Booz Allen Hamilton has been selected by SAG, AFTRA and the ad industry to perform a study on how to pay thesps for commercials in a multiplatform landscape.
Thursday’s joint union-industry announcement came a full eight months after SAG and AFTRA approved the study as part of a two-year extension of the commercials contract. And it also spelled out for the first time that there’s an understanding between the two sides that the study’s purpose is not to reduce pay for performers.
The study will examine compensation models for commercials appearing on TV, radio and the Internet, as well as other delivery platforms.
The findings will be considered during negotiations for a new contract to replace the extension agreement, which expires in October 2008. Work on the study began Wednesday and is expected to be completed in October.
Booz Allen Hamilton was selected from among nine consulting companies.
The ad biz had pushed hard for the study before persuading leaders of the unions to agree over a year ago.
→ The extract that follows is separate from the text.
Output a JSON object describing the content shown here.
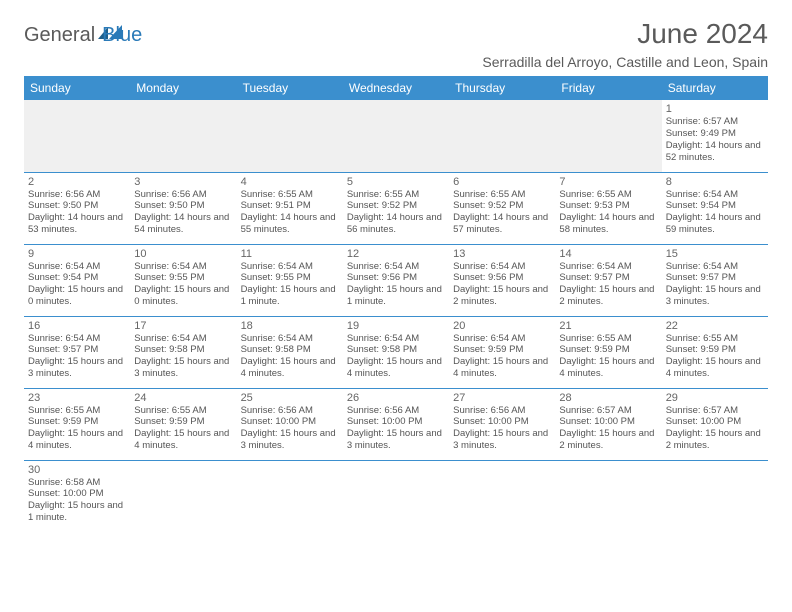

SAG and AFTRA, which struck for six months, reached the outlines of a deal nearly a year ago, then persuaded members to formally OK the extension with 96% backing.
SAG generates some 90% of the work under the ad pact, with annual earnings subject to pension and health contributions of about $750 million. The extension included a 6% increase in minimum rates and an increase in employers’ contribution to pension and health plans from 14.3% to 14.8%; advertisers were granted “more flexibility” to edit commercials for the Internet and new media.
Extending the contract also preserved the current model of paying actors for primetime TV ads via residuals. The ad industry had been floating the idea last year of replacing residuals with a $19,000 buyout that would cover a year.
SAG and AFTRA struck against the ad industry for six months in 2000 in a strategy that remains bitterly debated within the unions. They gained big hikes in cable rates; the strike stopped only after the industry dropped its demand that network TV residuals be replaced by buyouts and SAG gave up its demand for residuals in cable rather than buyouts.